Entre ciclos eleitorais sucessivos e cada vez mais curtos, crises parlamentares e polémicas constantes a política portuguesa entrou numa espécie de piloto automático.
O caso da empresa de Luís Montenegro, ou da família, que sabe-se lá o que fez ou faz, mais uma vez desviou o foco do essencial de todos. Já não há paciência para mais uma crise. O partido, os media, o sistema, todos calaram-se.
Um sistema que funciona, mas sem direção clara. Governa-se para reagir, raramente para transformar.
A discussão pública tornou-se curta e desaparece via tiktok.
Vive-se de soundbites, de indignações rápidas e de narrativas simplificadas.
E, nesse palco, onde a esquerda queimou-se com o Governo do Costa, surge também o fenómeno de Ventura.
Fenómeno de gritar mais alto do que pensa, confundindo volume com liderança e protesto com solução.
Há uma tentativa constante de encarnar uma figura de autoridade forte, quase um novo “salvador”, mas sem a densidade histórica, intelectual ou sequer institucional que isso exigiria.
No fim, é mais performance do que projeto. Projecto disse? Qual projecto. Esta tudo em modo autómatico.
Salva-nos a Constituição da República Portuguesa.
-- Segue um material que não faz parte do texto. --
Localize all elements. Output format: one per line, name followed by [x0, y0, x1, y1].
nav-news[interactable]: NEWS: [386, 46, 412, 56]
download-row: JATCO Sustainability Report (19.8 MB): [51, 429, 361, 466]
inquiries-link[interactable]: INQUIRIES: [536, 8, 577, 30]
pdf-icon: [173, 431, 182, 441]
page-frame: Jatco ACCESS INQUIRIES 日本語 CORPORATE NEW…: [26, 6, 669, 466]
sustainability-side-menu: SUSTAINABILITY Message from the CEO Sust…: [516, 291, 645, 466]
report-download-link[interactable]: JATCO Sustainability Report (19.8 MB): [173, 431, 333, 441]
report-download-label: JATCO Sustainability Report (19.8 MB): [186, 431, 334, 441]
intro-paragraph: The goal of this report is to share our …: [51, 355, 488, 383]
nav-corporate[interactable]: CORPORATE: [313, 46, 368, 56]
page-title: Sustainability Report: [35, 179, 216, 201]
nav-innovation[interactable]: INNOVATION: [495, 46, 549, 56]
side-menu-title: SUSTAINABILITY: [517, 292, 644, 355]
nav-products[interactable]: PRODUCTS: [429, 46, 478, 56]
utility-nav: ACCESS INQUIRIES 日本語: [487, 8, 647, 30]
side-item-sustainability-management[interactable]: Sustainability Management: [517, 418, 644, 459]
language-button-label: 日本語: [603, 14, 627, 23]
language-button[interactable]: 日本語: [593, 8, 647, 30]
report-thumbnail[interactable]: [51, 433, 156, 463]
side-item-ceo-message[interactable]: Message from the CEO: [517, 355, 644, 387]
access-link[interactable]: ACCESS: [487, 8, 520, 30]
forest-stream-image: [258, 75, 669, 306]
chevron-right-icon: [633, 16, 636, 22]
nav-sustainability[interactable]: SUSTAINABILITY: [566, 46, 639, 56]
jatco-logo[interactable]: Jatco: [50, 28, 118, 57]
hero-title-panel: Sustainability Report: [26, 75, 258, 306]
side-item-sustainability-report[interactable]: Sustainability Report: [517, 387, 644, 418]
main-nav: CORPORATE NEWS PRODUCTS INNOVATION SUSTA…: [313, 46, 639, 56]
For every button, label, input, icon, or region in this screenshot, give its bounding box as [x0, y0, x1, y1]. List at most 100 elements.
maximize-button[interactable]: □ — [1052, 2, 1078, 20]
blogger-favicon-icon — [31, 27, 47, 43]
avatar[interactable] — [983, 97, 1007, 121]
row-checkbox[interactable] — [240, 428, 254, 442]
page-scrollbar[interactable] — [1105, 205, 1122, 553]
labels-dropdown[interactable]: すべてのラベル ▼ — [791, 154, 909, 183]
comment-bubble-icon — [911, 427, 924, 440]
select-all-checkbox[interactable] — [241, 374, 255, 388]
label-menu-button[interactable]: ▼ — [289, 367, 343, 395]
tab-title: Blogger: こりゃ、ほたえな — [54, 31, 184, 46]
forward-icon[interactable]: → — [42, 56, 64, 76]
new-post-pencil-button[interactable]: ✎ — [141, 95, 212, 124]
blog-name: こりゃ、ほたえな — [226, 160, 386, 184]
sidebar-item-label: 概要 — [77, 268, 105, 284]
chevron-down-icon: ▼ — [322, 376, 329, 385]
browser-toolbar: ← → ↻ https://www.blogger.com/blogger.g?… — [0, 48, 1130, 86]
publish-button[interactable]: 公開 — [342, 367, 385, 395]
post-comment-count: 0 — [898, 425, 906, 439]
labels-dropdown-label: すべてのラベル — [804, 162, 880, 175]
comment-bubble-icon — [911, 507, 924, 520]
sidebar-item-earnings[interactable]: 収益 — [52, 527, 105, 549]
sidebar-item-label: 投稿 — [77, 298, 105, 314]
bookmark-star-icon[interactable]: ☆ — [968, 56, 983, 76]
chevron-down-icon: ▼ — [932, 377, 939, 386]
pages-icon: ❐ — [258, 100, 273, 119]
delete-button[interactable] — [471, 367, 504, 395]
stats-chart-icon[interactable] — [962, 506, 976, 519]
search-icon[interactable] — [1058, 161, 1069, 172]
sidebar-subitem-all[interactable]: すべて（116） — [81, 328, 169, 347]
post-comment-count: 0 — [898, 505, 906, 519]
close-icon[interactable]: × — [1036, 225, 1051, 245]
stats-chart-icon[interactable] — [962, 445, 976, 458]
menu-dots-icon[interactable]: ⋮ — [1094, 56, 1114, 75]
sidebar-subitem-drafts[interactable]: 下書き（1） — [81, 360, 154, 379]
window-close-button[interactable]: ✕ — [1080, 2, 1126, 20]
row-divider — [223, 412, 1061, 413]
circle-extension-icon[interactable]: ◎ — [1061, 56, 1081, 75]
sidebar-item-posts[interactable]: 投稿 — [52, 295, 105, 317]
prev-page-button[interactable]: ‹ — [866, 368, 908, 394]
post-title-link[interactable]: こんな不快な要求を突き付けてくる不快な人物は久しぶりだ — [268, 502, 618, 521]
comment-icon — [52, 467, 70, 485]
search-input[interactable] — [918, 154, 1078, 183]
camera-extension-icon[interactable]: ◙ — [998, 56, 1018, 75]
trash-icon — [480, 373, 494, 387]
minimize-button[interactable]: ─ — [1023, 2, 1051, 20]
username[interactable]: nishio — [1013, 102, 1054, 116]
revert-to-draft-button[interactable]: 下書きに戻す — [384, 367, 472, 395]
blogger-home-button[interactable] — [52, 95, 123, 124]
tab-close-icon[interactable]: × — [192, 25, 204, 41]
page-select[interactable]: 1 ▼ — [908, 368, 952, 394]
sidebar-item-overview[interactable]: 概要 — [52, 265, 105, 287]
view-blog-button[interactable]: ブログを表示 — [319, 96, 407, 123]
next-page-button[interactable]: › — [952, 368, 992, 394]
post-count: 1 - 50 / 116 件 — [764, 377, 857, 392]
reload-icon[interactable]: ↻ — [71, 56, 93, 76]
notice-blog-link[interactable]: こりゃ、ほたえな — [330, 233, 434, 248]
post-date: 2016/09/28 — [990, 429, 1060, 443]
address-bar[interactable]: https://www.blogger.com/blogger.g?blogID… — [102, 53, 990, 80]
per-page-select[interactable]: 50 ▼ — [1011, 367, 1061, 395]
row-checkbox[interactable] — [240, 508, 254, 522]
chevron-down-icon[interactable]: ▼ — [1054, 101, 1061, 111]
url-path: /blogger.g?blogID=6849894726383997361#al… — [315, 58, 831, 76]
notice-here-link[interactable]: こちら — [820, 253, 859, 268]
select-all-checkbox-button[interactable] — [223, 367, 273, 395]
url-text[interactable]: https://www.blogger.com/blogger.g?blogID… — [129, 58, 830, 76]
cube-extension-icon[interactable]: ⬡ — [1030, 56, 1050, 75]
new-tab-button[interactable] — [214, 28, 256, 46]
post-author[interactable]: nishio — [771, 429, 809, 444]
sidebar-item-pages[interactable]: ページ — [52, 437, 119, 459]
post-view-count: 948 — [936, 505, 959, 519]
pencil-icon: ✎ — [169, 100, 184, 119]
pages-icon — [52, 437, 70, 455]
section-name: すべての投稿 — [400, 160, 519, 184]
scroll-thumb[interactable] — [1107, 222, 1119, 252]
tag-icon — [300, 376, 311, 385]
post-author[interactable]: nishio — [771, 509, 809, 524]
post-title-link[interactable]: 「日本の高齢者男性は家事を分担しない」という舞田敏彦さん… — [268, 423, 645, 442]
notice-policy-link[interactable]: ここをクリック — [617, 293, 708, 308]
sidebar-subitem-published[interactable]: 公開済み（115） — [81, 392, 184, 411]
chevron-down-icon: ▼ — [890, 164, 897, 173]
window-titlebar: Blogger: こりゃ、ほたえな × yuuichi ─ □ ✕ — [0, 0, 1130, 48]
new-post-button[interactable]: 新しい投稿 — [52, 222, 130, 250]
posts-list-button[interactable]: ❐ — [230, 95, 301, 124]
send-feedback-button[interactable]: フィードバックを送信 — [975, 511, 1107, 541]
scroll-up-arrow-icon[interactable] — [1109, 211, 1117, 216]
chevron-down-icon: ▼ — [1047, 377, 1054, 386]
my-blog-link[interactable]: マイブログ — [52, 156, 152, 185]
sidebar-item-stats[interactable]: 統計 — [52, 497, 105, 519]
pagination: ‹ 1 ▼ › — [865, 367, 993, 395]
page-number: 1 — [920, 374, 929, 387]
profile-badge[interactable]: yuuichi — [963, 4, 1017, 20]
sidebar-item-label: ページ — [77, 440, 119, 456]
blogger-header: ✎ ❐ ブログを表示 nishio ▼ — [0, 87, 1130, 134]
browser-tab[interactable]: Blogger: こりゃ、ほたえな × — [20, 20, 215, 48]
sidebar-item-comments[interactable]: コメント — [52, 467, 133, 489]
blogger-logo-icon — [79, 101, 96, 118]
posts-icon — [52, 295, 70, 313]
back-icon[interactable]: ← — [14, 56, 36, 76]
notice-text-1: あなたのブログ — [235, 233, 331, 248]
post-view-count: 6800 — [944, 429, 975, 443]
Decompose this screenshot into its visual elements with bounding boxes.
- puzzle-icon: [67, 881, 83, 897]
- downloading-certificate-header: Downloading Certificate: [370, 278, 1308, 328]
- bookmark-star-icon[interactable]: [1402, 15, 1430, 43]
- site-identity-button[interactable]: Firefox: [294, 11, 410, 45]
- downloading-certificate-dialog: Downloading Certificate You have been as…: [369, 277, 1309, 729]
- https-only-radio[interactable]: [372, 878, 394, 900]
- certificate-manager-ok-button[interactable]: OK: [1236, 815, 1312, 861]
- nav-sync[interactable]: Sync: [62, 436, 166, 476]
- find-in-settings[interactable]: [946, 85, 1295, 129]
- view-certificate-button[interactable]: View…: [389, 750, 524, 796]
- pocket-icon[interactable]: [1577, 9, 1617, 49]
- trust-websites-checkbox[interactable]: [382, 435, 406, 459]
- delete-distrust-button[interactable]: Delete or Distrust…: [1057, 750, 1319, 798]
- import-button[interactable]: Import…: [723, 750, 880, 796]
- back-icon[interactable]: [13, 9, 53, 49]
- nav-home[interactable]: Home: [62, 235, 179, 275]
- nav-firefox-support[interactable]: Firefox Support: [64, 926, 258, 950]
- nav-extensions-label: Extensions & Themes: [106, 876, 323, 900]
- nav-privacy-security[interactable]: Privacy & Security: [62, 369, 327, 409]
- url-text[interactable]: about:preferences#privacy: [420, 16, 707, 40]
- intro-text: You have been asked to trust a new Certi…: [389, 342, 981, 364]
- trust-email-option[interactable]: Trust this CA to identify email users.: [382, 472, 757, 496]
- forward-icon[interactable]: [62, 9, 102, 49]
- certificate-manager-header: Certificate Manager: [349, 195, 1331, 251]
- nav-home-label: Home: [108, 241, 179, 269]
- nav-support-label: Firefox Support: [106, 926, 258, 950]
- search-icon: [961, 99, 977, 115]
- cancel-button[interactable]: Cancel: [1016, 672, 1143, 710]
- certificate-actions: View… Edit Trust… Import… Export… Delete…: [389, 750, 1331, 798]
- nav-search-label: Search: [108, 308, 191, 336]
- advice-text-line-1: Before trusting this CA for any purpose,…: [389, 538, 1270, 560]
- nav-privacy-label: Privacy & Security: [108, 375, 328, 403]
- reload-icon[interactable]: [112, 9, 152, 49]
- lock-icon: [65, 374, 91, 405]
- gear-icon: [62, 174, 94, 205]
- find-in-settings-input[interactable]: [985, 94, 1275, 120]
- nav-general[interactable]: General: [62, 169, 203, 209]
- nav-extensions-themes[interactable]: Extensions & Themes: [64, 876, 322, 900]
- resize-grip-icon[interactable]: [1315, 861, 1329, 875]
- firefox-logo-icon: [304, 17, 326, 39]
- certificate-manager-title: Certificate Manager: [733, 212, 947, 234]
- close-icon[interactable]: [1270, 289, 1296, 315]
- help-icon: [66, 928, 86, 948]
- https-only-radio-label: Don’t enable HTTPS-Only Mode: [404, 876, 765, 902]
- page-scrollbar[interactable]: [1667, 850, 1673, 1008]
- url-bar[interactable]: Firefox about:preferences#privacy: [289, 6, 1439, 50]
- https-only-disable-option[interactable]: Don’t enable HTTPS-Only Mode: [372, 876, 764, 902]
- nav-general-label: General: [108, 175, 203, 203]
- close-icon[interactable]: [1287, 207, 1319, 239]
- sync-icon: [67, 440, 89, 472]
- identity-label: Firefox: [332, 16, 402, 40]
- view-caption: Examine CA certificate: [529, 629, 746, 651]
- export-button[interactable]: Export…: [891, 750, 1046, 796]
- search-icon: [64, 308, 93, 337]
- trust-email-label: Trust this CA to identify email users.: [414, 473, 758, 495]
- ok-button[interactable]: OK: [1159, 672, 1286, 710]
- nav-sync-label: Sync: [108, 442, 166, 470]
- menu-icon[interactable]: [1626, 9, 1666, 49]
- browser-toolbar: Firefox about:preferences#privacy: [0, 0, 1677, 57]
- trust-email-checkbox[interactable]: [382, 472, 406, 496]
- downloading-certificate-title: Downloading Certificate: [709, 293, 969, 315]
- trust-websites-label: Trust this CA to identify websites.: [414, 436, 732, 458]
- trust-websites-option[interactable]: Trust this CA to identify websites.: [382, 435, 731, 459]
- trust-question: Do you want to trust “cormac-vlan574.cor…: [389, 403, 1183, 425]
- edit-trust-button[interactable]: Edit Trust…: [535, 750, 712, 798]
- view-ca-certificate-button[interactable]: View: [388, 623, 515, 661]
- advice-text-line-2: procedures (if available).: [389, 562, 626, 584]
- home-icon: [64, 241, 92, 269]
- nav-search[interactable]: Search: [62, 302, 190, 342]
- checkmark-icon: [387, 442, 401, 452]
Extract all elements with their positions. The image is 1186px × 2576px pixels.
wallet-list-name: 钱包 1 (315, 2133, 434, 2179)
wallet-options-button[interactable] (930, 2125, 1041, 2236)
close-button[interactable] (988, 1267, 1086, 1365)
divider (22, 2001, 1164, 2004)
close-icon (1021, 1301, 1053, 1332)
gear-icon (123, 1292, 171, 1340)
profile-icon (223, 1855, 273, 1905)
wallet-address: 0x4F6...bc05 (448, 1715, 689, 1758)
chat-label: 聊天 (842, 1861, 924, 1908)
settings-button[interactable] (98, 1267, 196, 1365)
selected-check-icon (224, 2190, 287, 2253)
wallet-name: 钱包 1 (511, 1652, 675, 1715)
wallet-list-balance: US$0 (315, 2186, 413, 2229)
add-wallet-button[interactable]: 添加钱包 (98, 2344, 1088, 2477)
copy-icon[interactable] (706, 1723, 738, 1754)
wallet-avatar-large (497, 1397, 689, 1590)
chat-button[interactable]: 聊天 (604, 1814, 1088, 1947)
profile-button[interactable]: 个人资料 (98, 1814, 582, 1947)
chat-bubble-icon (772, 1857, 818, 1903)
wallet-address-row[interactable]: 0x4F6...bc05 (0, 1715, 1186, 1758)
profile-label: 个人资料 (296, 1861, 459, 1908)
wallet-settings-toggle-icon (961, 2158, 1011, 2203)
A Constituição? Sim. Simultaneamente apontada como origem de bloqueios e como garante de estabilidade.
Para uns, é o travão que impede reformas estruturais profundas; para outros, é o último bastião contra excessos e aventuras perigosas.
A verdade é que é ambas as coisas. É parte do problema quando serve de desculpa para a inação, e parte da solução quando protege o essencial.
Mas enquanto se discute o texto, evita-se muitas vezes discutir a coragem política de o interpretar, ou reformar, com responsabilidade.
Os problemas estruturais como a produtividade, demografia, justiça lenta, dependência económica continuam lá, intactos, à espera de liderança que raramente aparece.
Há talento na política portuguesa.
Há? Há quadros preparados e até líderes com potencial. Há?
Mas o sistema não incentiva o risco nem a ambição. Incentiva a sobrevivência.
E sobreviver, em política, significa não errar demasiado mas sim não necessariamente acertar muito. Põe-se o futuro em banho Maria e o próximo que pague as contas.
Os partidos tornaram-se máquinas de gestão interna. Mais focados em equilíbrios e agendas próprias do que numa visão de país a 10 ou 20 anos.
O curto prazo venceu.
Depois há a relação com os cidadãos. Desgastada. Não por falta de informação. Hoje há informação em excesso. Mas por falta de confiança.
E quando a confiança sai, entra o ruído.
Portugal não está em crise institucional.
Mas está num estado de estagnação política subtil. Talvez mais perigoso, porque é silencioso.
O país precisa menos de mais política e mais de melhor política.
Menos reação e mais antecipação. Menos ruído e mais substância.
Porque no fim, o maior risco não é errar.
É continuar exatamente igual, ver os outros a passar.